The NFU has urged the government to ensure all imports meet the same standards as UK produced foods, if as planned, UK animal welfare laws are strengthened.
The government yesterday announced plans to “examine” the use of cages in egg production and farrowing crates for pigs, which has been interpreted as an intention to introduce a ban. Currently a quarter of UK eggs come from enriched cage systems.
Responding to the plan, NFU President Minette Batters said she had “serious concerns about the government’s intention to raise the bar at home, without any certainty that the same standards will be applied to imports.
“There are still many practices allowed in countries we are currently negotiating with that are banned here, on welfare grounds.
“It’s also important to recognise that two sectors the government has singled out, poultry and pigs, have some of the highest engagement levels in farm assurances schemes, meaning they are managed and audited against robust animal welfare standards.
“Just over a quarter of eggs sold in retail last year were from enriched cages.
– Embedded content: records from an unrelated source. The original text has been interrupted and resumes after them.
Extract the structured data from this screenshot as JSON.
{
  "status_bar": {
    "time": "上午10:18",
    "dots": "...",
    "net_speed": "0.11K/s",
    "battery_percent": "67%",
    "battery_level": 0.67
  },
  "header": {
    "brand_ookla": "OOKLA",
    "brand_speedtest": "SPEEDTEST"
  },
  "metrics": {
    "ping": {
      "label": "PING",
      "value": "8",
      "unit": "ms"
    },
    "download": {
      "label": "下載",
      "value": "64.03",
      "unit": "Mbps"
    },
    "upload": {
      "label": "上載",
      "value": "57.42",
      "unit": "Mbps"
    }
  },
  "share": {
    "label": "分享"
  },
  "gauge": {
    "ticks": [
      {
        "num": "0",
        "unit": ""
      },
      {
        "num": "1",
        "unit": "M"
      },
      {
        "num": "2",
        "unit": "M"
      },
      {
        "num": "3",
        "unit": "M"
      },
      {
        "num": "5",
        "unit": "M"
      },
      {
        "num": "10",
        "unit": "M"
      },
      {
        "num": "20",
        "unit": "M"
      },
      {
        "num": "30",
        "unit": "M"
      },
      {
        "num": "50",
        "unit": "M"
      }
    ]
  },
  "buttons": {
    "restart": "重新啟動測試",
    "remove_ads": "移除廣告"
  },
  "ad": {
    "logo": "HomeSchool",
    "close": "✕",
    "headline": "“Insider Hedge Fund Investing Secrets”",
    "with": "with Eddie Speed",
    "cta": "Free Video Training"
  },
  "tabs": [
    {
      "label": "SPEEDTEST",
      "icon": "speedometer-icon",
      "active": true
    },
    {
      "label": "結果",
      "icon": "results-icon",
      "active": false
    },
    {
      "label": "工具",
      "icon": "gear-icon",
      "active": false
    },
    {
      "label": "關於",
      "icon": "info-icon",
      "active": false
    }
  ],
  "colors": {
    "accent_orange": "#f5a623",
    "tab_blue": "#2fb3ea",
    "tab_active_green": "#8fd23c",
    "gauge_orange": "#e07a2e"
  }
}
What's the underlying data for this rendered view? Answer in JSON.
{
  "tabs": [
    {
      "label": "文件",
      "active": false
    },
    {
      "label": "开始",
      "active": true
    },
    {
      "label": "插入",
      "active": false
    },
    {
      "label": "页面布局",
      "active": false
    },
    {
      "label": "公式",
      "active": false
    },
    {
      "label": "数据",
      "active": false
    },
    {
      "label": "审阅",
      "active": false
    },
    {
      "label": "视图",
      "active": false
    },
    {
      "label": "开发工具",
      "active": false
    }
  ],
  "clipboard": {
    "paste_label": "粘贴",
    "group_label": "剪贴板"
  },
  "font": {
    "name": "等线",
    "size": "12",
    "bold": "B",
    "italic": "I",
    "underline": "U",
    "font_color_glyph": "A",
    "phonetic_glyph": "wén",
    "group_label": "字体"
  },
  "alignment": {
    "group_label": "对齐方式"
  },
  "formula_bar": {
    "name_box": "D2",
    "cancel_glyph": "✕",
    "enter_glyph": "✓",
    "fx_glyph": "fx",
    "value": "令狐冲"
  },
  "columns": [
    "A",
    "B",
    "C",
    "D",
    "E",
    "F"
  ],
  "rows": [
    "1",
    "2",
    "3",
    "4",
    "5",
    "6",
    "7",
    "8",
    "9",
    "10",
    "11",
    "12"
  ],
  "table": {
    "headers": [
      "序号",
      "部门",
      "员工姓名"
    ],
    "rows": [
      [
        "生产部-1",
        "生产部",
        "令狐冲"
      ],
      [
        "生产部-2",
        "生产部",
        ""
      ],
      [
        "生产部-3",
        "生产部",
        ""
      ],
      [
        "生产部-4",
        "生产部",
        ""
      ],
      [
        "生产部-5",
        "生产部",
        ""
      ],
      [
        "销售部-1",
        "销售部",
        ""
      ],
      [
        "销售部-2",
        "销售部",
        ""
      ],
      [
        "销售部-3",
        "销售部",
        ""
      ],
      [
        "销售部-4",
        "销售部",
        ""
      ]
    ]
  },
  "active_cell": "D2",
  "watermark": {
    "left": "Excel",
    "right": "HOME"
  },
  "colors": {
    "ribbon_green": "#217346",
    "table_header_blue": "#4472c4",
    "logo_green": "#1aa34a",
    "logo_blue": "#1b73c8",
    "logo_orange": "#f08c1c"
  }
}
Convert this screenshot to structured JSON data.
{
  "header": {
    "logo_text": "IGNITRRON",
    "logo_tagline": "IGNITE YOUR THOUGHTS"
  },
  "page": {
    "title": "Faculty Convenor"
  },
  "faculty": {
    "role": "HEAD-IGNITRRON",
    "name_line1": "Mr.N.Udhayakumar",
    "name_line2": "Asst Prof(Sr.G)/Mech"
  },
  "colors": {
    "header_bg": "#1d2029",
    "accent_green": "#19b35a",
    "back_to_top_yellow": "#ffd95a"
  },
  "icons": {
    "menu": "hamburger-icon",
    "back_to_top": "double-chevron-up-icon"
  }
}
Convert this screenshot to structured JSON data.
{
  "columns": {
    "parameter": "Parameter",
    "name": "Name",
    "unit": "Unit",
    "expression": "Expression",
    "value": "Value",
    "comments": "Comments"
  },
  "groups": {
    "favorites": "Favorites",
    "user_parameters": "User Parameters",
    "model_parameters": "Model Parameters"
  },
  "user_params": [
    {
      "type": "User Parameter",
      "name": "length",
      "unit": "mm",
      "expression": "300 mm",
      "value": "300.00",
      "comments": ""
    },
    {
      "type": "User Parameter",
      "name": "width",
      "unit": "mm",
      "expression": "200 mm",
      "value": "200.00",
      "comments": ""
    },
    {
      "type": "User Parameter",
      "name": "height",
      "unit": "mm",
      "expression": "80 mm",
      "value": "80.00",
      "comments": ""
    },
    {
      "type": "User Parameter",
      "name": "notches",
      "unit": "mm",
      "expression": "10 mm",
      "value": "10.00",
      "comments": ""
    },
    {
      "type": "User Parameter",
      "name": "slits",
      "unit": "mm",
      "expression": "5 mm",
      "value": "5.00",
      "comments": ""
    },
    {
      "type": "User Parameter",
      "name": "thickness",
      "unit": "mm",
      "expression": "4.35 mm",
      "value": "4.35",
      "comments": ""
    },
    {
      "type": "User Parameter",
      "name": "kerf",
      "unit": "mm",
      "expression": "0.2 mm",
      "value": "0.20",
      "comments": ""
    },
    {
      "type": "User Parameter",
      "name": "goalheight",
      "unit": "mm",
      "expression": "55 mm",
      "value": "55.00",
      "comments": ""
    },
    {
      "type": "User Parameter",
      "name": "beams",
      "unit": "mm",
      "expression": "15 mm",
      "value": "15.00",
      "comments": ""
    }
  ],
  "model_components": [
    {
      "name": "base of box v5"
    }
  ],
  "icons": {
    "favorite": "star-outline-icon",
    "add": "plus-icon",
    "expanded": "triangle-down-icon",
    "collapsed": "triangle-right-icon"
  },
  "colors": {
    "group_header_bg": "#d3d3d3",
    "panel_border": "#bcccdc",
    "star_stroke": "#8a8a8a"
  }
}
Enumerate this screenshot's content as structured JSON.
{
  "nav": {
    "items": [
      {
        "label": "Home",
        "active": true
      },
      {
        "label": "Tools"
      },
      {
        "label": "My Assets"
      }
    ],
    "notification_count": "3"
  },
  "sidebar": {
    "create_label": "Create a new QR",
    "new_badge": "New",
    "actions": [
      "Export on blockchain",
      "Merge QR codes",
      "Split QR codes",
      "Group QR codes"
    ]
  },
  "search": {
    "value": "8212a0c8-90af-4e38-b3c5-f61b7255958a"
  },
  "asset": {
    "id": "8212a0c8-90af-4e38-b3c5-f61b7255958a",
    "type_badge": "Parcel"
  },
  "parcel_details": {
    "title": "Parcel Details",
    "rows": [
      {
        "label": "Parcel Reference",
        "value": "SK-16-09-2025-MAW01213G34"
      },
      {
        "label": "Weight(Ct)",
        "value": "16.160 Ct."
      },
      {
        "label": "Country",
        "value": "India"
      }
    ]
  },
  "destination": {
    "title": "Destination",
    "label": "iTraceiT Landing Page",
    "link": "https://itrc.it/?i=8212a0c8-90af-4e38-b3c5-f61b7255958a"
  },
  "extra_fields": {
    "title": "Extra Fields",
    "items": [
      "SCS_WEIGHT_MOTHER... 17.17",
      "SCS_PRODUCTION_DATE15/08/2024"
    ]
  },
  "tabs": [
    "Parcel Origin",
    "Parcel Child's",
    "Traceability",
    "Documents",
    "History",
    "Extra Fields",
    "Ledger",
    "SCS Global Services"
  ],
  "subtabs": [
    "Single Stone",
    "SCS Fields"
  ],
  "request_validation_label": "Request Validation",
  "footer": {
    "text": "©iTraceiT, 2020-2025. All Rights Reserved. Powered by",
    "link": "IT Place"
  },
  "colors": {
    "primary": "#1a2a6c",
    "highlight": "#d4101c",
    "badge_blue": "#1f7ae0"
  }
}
If this production system were to be banned in this country then there is every prospect that the demand would simply be fulfilled by importing eggs from countries with lower standards.
“If the government is to raise the welfare bar here, it must do so for food imports. It would simply be hypocritical to do otherwise. We cannot have a situation where British farmers adhere to some of the highest standards in the world, only to be undercut by imports that barely meet the lowest rung on the ladder.”